Hot knife, grinder, cutting wheel, dremmel. Lol.


----------



## killer666 (May 29, 2011)

a local tire shop might have a tire cutter. its kinda like a finger help iron that gets real hot and melts the lugs off real fast.


----------



## LM83 (Jul 23, 2010)

I cut my 29.5s. I just used an air powered sawsall. Made a huge difference.


----------



## LM83 (Jul 23, 2010)

if u look closely u can see every other lug removed.


----------



## filthyredneck (Feb 10, 2010)

LM83 said:


> I cut my 29.5s. I just used an air powered sawsall. Made a huge difference.
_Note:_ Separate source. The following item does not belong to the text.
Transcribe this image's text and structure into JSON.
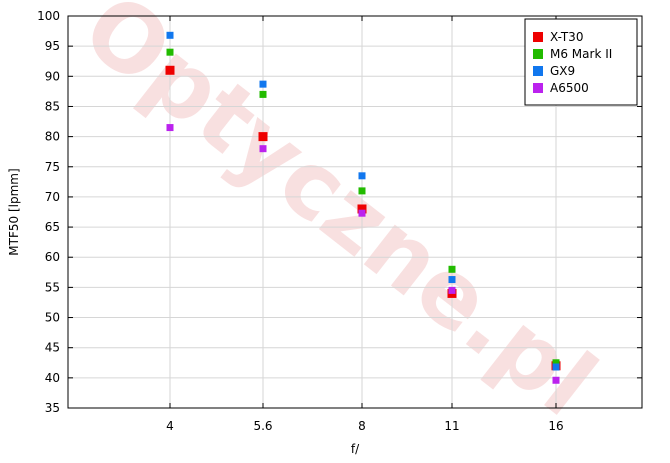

I seen these in person....looked pretty cool and seemed like they pulled pretty good too.


----------



## skid (Jun 18, 2009)

LM83, i like the sawsall idea, I'll have to give that a shot, good to know that it made that big of a difference. Thanks for all the feed back.


----------



## LM83 (Jul 23, 2010)

skid said:


> LM83, i like the sawsall idea, I'll have to give that a shot, good to know that it made that big of a difference. Thanks for all the feed back.


A lil tip, take a pair of pliers and pull back on the lug while your cutting them. They come off 10x easier. Get ready though, you lose all the smoothness of the ride after u cut them. Kinda like riding on a back. They will look a lot like black mambas when your done.


----------